AutoML configuration#

{
“train_data”:{

“file_type”: “csv”, <string, Mandatory> Uploaded dataset file type. Can be csv or parquet “file_name”: “dados.csv”, <string, Mandatory> Uploaded dataset file name “sep”: “,” <string, Mandatory for CSV> Separator for the csv file.

}, “model_flow”:”classification”, <string, Mandatory> Model class, for now can be only classification “target”:”TARGET”, <string, Mandatory> Name of the target column in the uploaded dataset “cat_cols”:[“ID”], <string, Optional> Name of the columns that need to be encoded as categorical. Default is a empty list (we will try to find categorical columns) “iterations”:10, <int, Optional> How many pipelines combinations we will test. Default is 1. “metric”:”ks”, <string, Optional> Metric we will use to find the best model. For classification the options are auc, precision, recall, f1, gini, ks. Default is auc. “split_type”:”random”, <string, Optional> How we will split the training, validation and test datasets. Options are random, stratified (random but trying to get the same proportion of data between splits) and oot (validation is random, but test is split by date) .Default value is random “val_size”: 0.2, <float, Optional> Proportion of the validation dataset to the full dataset. Default is 0.2 “holdout_size”: 0.1, <float, Optional> Proportion of the test dataset to the full dataset. Only used when split_type is random or stratified. Default is 0.1 “stratify_col”: “TARGET”, <string, Optional> Which column to use to stratify the split (keeping the same proportion between splits). Only used when split_type is stratified. Default is the target column “date_col”: “DATE”, <string, Optional> Which column to use to find the most recent records. Only used when split_type is oot “oot_split_size”: 0.1, <float, Optional> Fraction of the most recent data to use as test dataset. When split_type is oot this or split_date must be informed. Default is 0.2 “split_date”: “2020-01-01”, <string, Optional> Date to filter the test dataset. When split_type is oot this or oot_split_size must be informed. “stages”:{

“models”:[“lightgbm”] <list[string], Optional> Algorithms to test. Options are logeg, catboost, xgboost, lightgbm, rf, dt. Default is use all “missing”:[“mean”] <list[string], Optional> Missing imputation methods to test. Options are mean, median, tail (replacing missing data by a value at left tail of the distribution), random and none (will only work if the algorithm alreay handle missing data). Will only be used if data has missing values.

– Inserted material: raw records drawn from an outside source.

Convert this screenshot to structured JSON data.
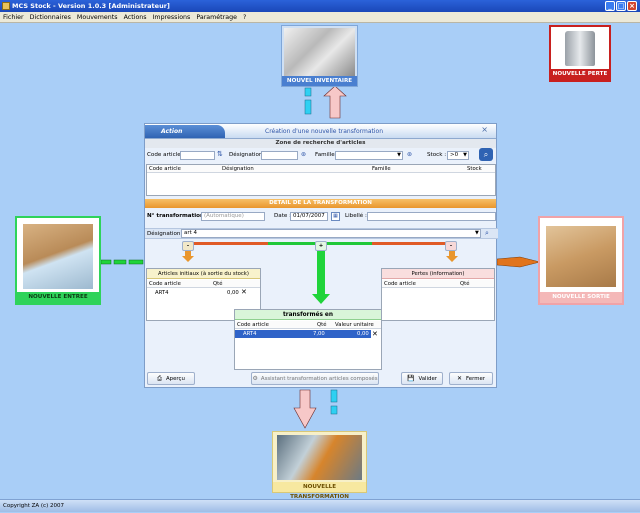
{
  "window": {
    "title": "MCS Stock - Version 1.0.3 [Administrateur]"
  },
  "menu": [
    "Fichier",
    "Dictionnaires",
    "Mouvements",
    "Actions",
    "Impressions",
    "Paramétrage",
    "?"
  ],
  "tiles": {
    "inventaire": "NOUVEL INVENTAIRE",
    "perte": "NOUVELLE PERTE",
    "entree": "NOUVELLE ENTREE",
    "sortie": "NOUVELLE SORTIE",
    "transformation": "NOUVELLE TRANSFORMATION"
  },
  "dialog": {
    "tab": "Action",
    "heading": "Création d'une nouvelle transformation",
    "close": "×",
    "search": {
      "title": "Zone de recherche d'articles",
      "code_label": "Code article :",
      "designation_label": "Désignation :",
      "famille_label": "Famille :",
      "stock_label": "Stock :",
      "stock_value": ">0",
      "columns": [
        "Code article",
        "Désignation",
        "Famille",
        "Stock"
      ]
    },
    "detail": {
      "title": "DETAIL DE LA TRANSFORMATION",
      "numero_label": "N° transformation :",
      "numero_placeholder": "(Automatique)",
      "date_label": "Date :",
      "date_value": "01/07/2007",
      "libelle_label": "Libellé :",
      "designation_label": "Désignation :",
      "designation_value": "art 4"
    },
    "controls": {
      "minus_left": "-",
      "plus": "+",
      "minus_right": "-"
    },
    "initial_panel": {
      "title": "Articles initiaux (à sortie du stock)",
      "columns": [
        "Code article",
        "Qté"
      ],
      "rows": [
        {
          "code": "ART4",
          "qte": "0,00"
        }
      ]
    },
    "loss_panel": {
      "title": "Pertes (information)",
      "columns": [
        "Code article",
        "Qté"
      ]
    },
    "transformed": {
      "title": "transformés en",
      "columns": [
        "Code article",
        "Qté",
        "Valeur unitaire HT"
      ],
      "rows": [
        {
          "code": "ART4",
          "qte": "7,00",
          "valeur": "0,00"
        }
      ]
    },
    "buttons": {
      "apercu": "Aperçu",
      "assistant": "Assistant transformation articles composés",
      "valider": "Valider",
      "fermer": "Fermer"
    }
  },
  "statusbar": "Copyright ZA (c) 2007",
  "colors": {
    "accent_orange": "#f0a030",
    "green": "#1fd43a",
    "pink": "#f4b8b8",
    "title_blue": "#1a47b8"
  }
}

Default is use all “cleaner”:[“iqr”] <list[string], Optional> Outlier remover methods to test. Options are iqr, rare and none. Default is use all “encoding”:[“catboost”] <list[string], Optional> Categorical encoder methods to test. Options are rankcount, catboost, count and dt. Will only be used if data has categorical columns. Default is use all “preprocess”:[“none”] <list[string], Optional> Scaler methods to test. Options are norm, robust, minmax, binarizer and none. Default is use all “unbalance”:[“none”] <list[string], Optional> Target balacing methods to test. Options are smote, random_under and none. Will only be used if the minority class for the target is less than 10% of the data. Default is use all

}

}